Cove Fine Jewelry launches mahjong-inspired charms with lab-grown diamonds
Cove Fine Jewelry turned mahjong tiles into solid 14k gold charms with lab-grown diamonds, priced from $3,000 and made to move from pendant to bracelet.

Mahjong has become more than a table game; it has become a visual language, and Cove Fine Jewelry’s new collaboration with Bam! Let’s Mahjong leans into that shift with uncommon polish. The limited-edition charms translate tiles from the Garden Party set into solid 14k yellow or white gold, set with lab-grown diamonds and designed to wear as pendants, on bracelets or on necklaces. The smaller charm is priced at $3,000, while the larger version, finished with a lab-grown diamond bail, is $3,600. Cove also lists a mahjong charm bracelet in 14k yellow gold with lab-grown diamonds for $3,800.

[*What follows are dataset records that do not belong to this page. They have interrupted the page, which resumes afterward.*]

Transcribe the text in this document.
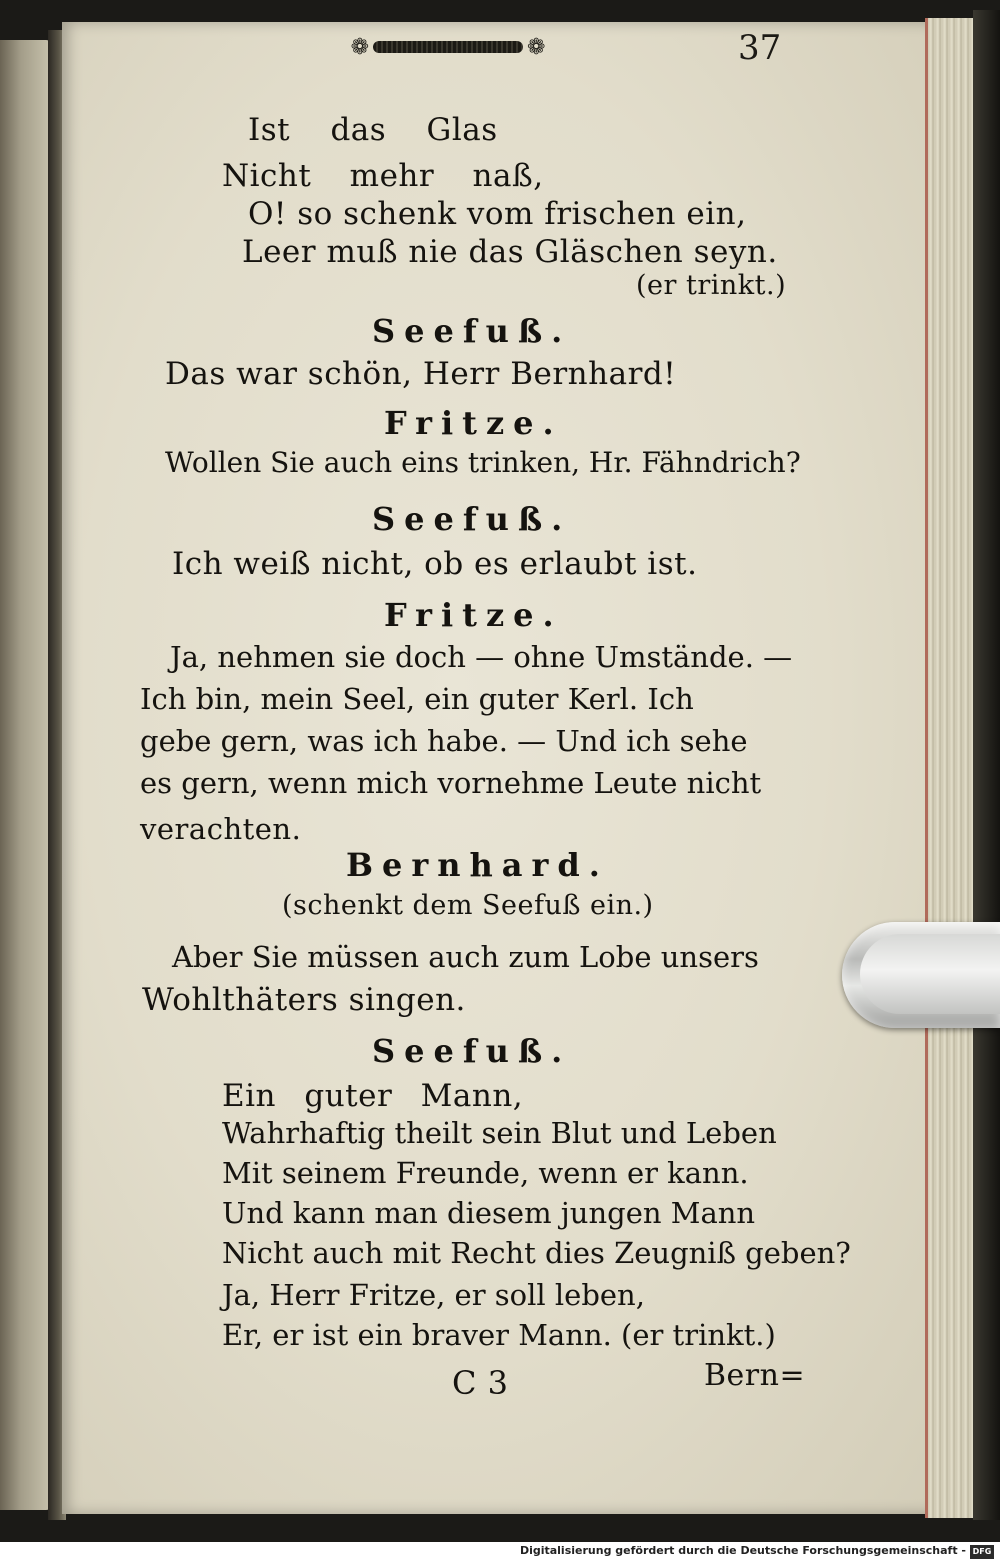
❁	❁	37
Ist das Glas
Nicht mehr naß,
O! so schenk vom frischen ein,
Leer muß nie das Gläschen seyn.
(er trinkt.)
Seefuß.
Das war schön, Herr Bernhard!
Fritze.
Wollen Sie auch eins trinken, Hr. Fähndrich?
Seefuß.
Ich weiß nicht, ob es erlaubt ist.
Fritze.
Ja, nehmen sie doch — ohne Umstände. —
Ich bin, mein Seel, ein guter Kerl. Ich
gebe gern, was ich habe. — Und ich sehe
es gern, wenn mich vornehme Leute nicht
verachten.
Bernhard.
(schenkt dem Seefuß ein.)
Aber Sie müssen auch zum Lobe unsers
Wohlthäters singen.
Seefuß.
Ein guter Mann,
Wahrhaftig theilt sein Blut und Leben
Mit seinem Freunde, wenn er kann.
Und kann man diesem jungen Mann
Nicht auch mit Recht dies Zeugniß geben?
Ja, Herr Fritze, er soll leben,
Er, er ist ein braver Mann. (er trinkt.)
C 3	Bern=
Digitalisierung gefördert durch die Deutsche Forschungsgemeinschaft - DFG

The appeal is not just novelty. Mahjong, which originated in 19th-century China, has surged among millennials and Gen Z as clubs and events have spread across the United States, and the National Mah Jongg League has grown from 32 charter members to more than 350,000 members. That scale helps explain why this collaboration feels less like a themed accessory and more like a marker of belonging, especially for collectors who already treat their jewelry as a record of the places and rituals that matter to them.
Cove said the pieces were crafted in New York’s Diamond District and produced in limited quantities, with early access offered through a mailing list for future charms. The brand describes the line as solid 14k gold, never plated, with F/VS lab-grown diamonds and a design meant to be worn beyond the table and passed down. That is where the collection separates itself from generic novelty charms: the work has the weight, materials and finish of fine jewelry, not costume shorthand.

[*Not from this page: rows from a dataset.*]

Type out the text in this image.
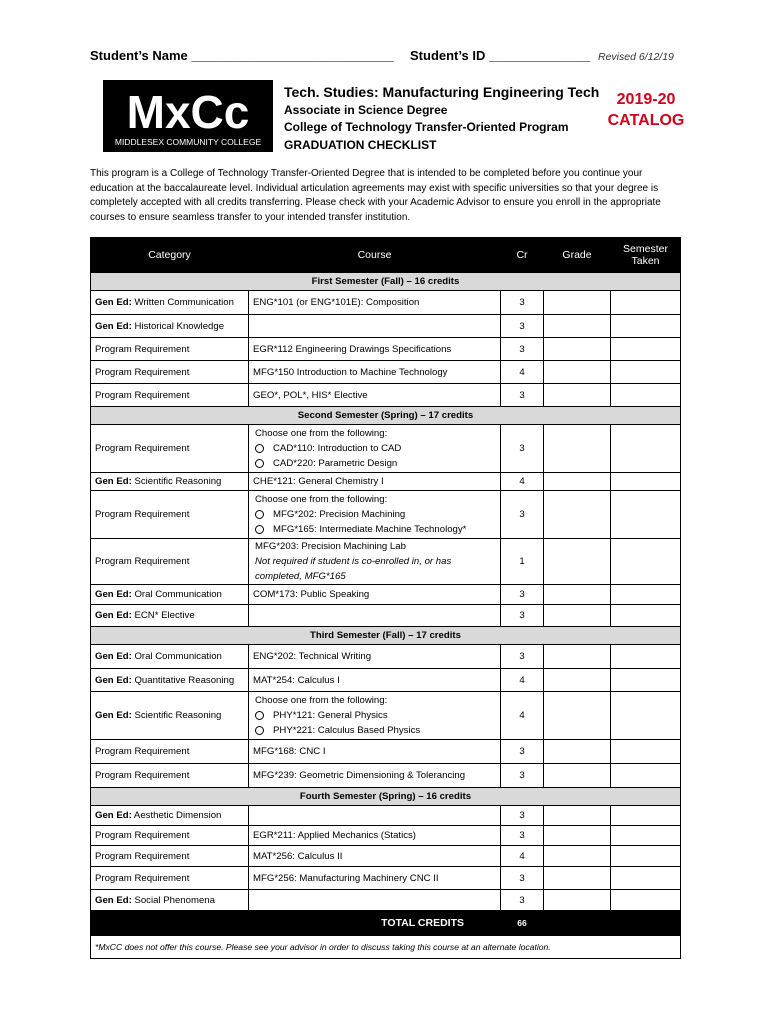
Student’s Name ____________________________ Student’s ID ______________ Revised 6/12/19
MxCc
MIDDLESEX COMMUNITY COLLEGE
Tech. Studies: Manufacturing Engineering Tech
Associate in Science Degree
College of Technology Transfer-Oriented Program
GRADUATION CHECKLIST
2019-20
CATALOG
This program is a College of Technology Transfer-Oriented Degree that is intended to be completed before you continue your education at the baccalaureate level. Individual articulation agreements may exist with specific universities so that your degree is completely accepted with all credits transferring. Please check with your Academic Advisor to ensure you enroll in the appropriate courses to ensure seamless transfer to your intended transfer institution.
Category	Course	Cr	Grade	Semester
Taken
First Semester (Fall) – 16 credits				
Gen Ed: Written Communication	ENG*101 (or ENG*101E): Composition	3		
Gen Ed: Historical Knowledge		3		
Program Requirement	EGR*112 Engineering Drawings Specifications	3		
Program Requirement	MFG*150 Introduction to Machine Technology	4		
Program Requirement	GEO*, POL*, HIS* Elective	3		
Second Semester (Spring) – 17 credits				
Program Requirement	Choose one from the following:
CAD*110: Introduction to CAD
CAD*220: Parametric Design	3		
Gen Ed: Scientific Reasoning	CHE*121: General Chemistry I	4		
Program Requirement	Choose one from the following:
MFG*202: Precision Machining
MFG*165: Intermediate Machine Technology*	3		
Program Requirement	MFG*203: Precision Machining Lab
Not required if student is co-enrolled in, or has completed, MFG*165	1		
Gen Ed: Oral Communication	COM*173: Public Speaking	3		
Gen Ed: ECN* Elective		3		
Third Semester (Fall) – 17 credits				
Gen Ed: Oral Communication	ENG*202: Technical Writing	3		
Gen Ed: Quantitative Reasoning	MAT*254: Calculus I	4		
Gen Ed: Scientific Reasoning	Choose one from the following:
PHY*121: General Physics
PHY*221: Calculus Based Physics	4		
Program Requirement	MFG*168: CNC I	3		
Program Requirement	MFG*239: Geometric Dimensioning & Tolerancing	3		
Fourth Semester (Spring) – 16 credits				
Gen Ed: Aesthetic Dimension		3		
Program Requirement	EGR*211: Applied Mechanics (Statics)	3		
Program Requirement	MAT*256: Calculus II	4		
Program Requirement	MFG*256: Manufacturing Machinery CNC II	3		
Gen Ed: Social Phenomena		3		
TOTAL CREDITS		66		
*MxCC does not offer this course. Please see your advisor in order to discuss taking this course at an alternate location.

Alyson Iarrusso said the collaboration was meant to celebrate what mahjong means to its fans while highlighting another female founder, and she worked with Lisa Munz to develop the collection. Munz called mahjong a ritual of connection and memory-making, language that suits jewelry better than most branded copy ever could. The formula is clear enough to travel beyond mahjong itself: a limited-edition motif, honest 14k gold construction, diamond accents and modular wearability. Birthstone brands looking for relevance would do well to borrow that model, building collectible, stackable pieces around a single identity cue rather than defaulting to generic charms.